As I have prayed through several situations over the last week or so, I have found myself returning to Psalm 23. The thoughts from the first phrase continue to comfort me, but I have processed heavily through the rest of it as well. It is amazing that such a familiar passage can continue to come alive over and over again.
Two thoughts about I shall not want…
1) I will lack or need nothing because God will provide. I neglect to keep this promise first and foremost in my heart and mind on so many occasions. I still fret and worry, allowing anxiety to dictate my prayers and behavior.
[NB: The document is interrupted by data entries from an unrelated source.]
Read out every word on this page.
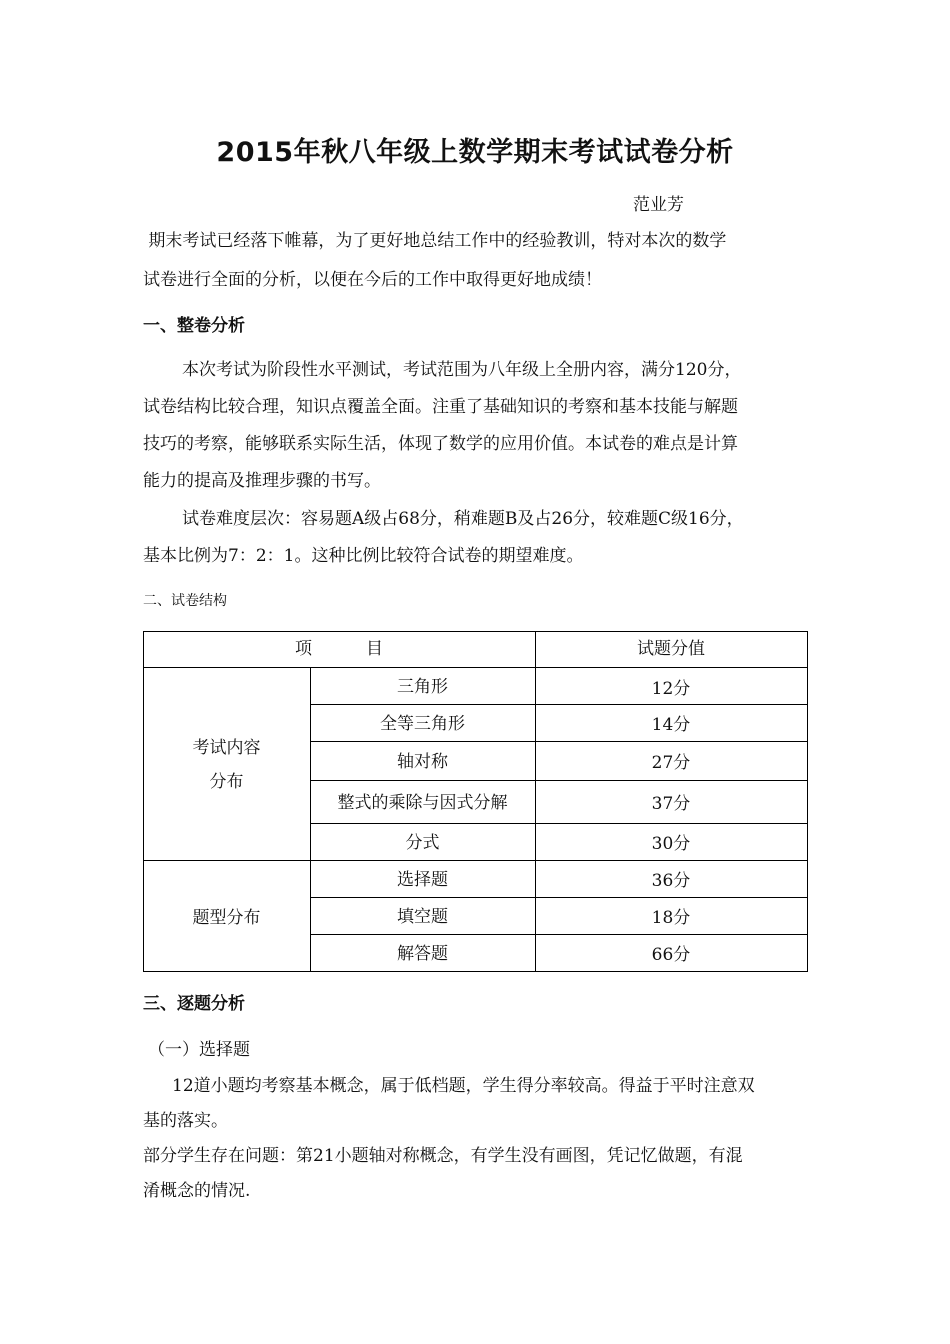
2015年秋八年级上数学期末考试试卷分析
范业芳
期末考试已经落下帷幕，为了更好地总结工作中的经验教训，特对本次的数学
试卷进行全面的分析，以便在今后的工作中取得更好地成绩！
一、整卷分析
本次考试为阶段性水平测试，考试范围为八年级上全册内容，满分120分，
试卷结构比较合理，知识点覆盖全面。注重了基础知识的考察和基本技能与解题
技巧的考察，能够联系实际生活，体现了数学的应用价值。本试卷的难点是计算
能力的提高及推理步骤的书写。
试卷难度层次：容易题A级占68分，稍难题B及占26分，较难题C级16分，
基本比例为7：2：1。这种比例比较符合试卷的期望难度。
二、试卷结构
项          目	试题分值
考试内容
分布
三角形	12分
全等三角形	14分
轴对称	27分
整式的乘除与因式分解	37分
分式	30分
题型分布
选择题	36分
填空题	18分
解答题	66分
三、逐题分析
（一）选择题
12道小题均考察基本概念，属于低档题，学生得分率较高。得益于平时注意双
基的落实。
部分学生存在问题：第21小题轴对称概念，有学生没有画图，凭记忆做题，有混
淆概念的情况.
My first thought about provision naturally falls to my physical needs, but the idea of His provision extends so much further than what I will eat, drink, and wear. His provision also extends to:
Wisdom. I need guidance. I need help to know how to make certain decisions and interact with people. I shall not want covers those things, too. I will not lack for wisdom, knowledge, understanding, direction, or the answers I need when I need them.
Emotional peace. I cannot help but think of the song lyric, "Oh what peace we often forfeit, oh what needless pain we bear, all because we do not carry everything to God in prayer." I shall not want for that peace when I acknowledge the Lord as my Shepherd. Even when my heart is heavy with despair, I can know His miraculous peace in the middle of it!
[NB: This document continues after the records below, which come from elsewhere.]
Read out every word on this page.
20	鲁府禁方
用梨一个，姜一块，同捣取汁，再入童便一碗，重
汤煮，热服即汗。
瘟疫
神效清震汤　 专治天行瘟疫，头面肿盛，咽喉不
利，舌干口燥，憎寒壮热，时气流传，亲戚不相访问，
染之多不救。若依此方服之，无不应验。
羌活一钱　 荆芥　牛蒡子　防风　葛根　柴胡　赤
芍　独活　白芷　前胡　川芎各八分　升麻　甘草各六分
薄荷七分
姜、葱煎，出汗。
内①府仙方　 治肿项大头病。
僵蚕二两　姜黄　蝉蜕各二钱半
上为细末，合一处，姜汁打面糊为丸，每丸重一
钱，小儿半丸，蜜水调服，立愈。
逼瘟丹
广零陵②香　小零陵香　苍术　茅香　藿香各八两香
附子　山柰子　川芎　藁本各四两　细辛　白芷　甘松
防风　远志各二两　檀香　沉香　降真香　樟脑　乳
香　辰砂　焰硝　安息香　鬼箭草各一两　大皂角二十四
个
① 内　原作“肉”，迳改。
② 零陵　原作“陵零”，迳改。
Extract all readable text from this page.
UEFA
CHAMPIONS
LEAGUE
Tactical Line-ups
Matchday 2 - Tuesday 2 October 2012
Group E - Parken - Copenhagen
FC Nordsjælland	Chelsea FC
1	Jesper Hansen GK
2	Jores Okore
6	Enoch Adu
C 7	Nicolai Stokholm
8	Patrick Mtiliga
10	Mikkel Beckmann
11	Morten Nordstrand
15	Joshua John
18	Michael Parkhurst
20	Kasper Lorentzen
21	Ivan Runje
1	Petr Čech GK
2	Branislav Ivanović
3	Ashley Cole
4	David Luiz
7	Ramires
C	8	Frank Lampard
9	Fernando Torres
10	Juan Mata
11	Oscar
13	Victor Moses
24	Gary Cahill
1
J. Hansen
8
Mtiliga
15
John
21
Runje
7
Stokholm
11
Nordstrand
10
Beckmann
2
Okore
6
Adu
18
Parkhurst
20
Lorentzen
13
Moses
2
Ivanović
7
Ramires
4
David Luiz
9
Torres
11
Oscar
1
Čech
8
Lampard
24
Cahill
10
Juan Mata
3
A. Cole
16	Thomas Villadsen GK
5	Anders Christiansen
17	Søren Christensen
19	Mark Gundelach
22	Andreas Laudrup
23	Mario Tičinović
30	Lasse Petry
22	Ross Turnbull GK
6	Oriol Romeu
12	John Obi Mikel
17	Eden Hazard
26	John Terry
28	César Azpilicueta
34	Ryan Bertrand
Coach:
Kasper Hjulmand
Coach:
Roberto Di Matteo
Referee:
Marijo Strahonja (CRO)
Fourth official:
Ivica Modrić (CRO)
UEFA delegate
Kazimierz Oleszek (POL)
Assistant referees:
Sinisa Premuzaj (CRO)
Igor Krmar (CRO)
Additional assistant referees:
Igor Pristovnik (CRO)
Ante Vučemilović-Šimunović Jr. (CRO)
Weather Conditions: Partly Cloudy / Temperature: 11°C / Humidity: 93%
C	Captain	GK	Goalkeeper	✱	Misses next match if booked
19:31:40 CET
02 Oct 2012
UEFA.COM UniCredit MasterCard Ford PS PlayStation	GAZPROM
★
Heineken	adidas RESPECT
Practical thoughts. This was a big one for me this past week as I had to work through some writing tasks. As I wracked my brain trying to come up with just the right words, God continually had to remind me that He provides every word if I will listen to Him!
2) I must determine in my heart and mind that I lack nothing! Oh how easy it is to convince myself that I must have this or do that. If I do not, then I am incomplete! I am lacking! I cannot possibly proceed with a productive life! Those are lies, plain and simple. I shall not want because I know that my Shepherd is enough. Following Him is enough. If my eyes are on Him, I know I lack nothing. Only when they stray do I see stuff that I think I must have.
I shall not want is both a promise that I will be provided for and a declaration that I will keep my eyes on the Shepherd, fully satisfied in Him as my provision. I choose to walk in that promise and declaration today!